Who Knew? These 5 Foods Shouldn't Be Stored in the Fridge

Sophie Miura

If you're guilty of storing most of your groceries in the refrigerator, we've got news: It could be doing your food more harm than good. Certain fruit and vegetables simply aren't cut out for the climate of refrigerators. While it's easy to unpack fresh produce, stow them straight into the crisper section, and think nothing of it, Eat Clean reveals that some produce is actually damaged by the dry and chilly conditions of your fridge.

Yep, there are some foods that shouldn't be stored in the fridge, even if it's your usual go-to for keeping things fresh. You might be surprised by which fruits and herbs make it onto the list, so it's worth studying up on before your next trip to the market. To make sure you get the most out of your grocery haul, we've highlighted the top five foods that shouldn't be stored in your refrigerator.
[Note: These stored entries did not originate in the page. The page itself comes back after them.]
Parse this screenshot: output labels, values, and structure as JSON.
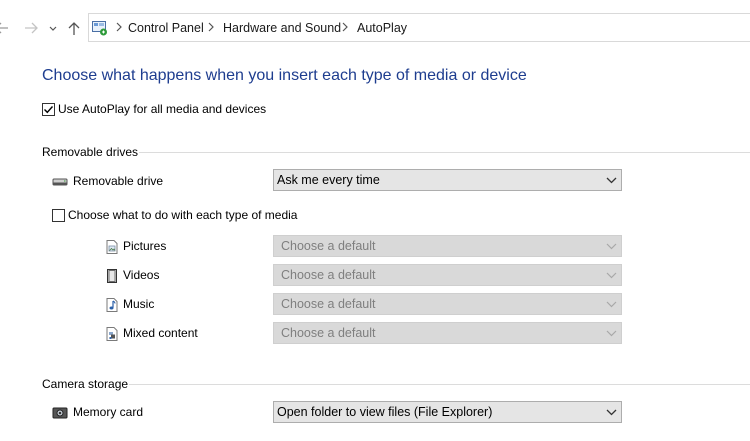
{
  "breadcrumb": [
    "Control Panel",
    "Hardware and Sound",
    "AutoPlay"
  ],
  "page_title": "Choose what happens when you insert each type of media or device",
  "use_autoplay": {
    "label": "Use AutoPlay for all media and devices",
    "checked": true
  },
  "removable_drives": {
    "group_label": "Removable drives",
    "drive": {
      "label": "Removable drive",
      "icon": "removable-drive-icon",
      "value": "Ask me every time"
    },
    "per_media": {
      "label": "Choose what to do with each type of media",
      "checked": false
    },
    "media": [
      {
        "label": "Pictures",
        "icon": "pictures-icon",
        "value": "Choose a default"
      },
      {
        "label": "Videos",
        "icon": "videos-icon",
        "value": "Choose a default"
      },
      {
        "label": "Music",
        "icon": "music-icon",
        "value": "Choose a default"
      },
      {
        "label": "Mixed content",
        "icon": "mixed-content-icon",
        "value": "Choose a default"
      }
    ]
  },
  "camera_storage": {
    "group_label": "Camera storage",
    "memory_card": {
      "label": "Memory card",
      "icon": "memory-card-icon",
      "value": "Open folder to view files (File Explorer)"
    }
  },
  "colors": {
    "title": "#1e3d8f",
    "dropdown_bg": "#e5e5e5",
    "disabled_text": "#7f7f7f"
  }
}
Raid your fridge, and remove these five key items below.

 

Potatoes

Refrigerators keep food at 40 degrees Fahrenheit or lower, which can cause potato starch to convert to sugar, changing the flavor. Take them out of the crisper, and store them in a dark place away from direct sunlight.

 

Tomatoes

Storing tomatoes in the fridge can damage the membrane inside the fruit's walls, causing it to taste bland. Keep the ripe fruit on your countertop and eat within a few days for the best flavor.

Canned Food

There's a lot of conflicting advice about storing canned food in the fridge. Britain's National Health Service warns against it, arguing that the metal can leach into food, however, the FDA says tinned items don't pose a health risk. Err on the safe side, and store tinned food such as corn or tuna in a plastic container.

 

Basil

If you've made the mistake of putting fresh basil in the fridge, you'll understand why it's a big no-no. The green leaves quickly discolor and turn black and limp. Eat Clean recommends storing basil in a jar of water on the counter or in a plastic bag to trap humidity.

 

Watermelon

A USDA study found that watermelons kept at room temperature have more antioxidants than melons stored in the refrigerator. They also last longer. The rough shelf life of a watermelon kept on a countertop is two to three weeks, while for the refrigerated fruit it can last less than a week.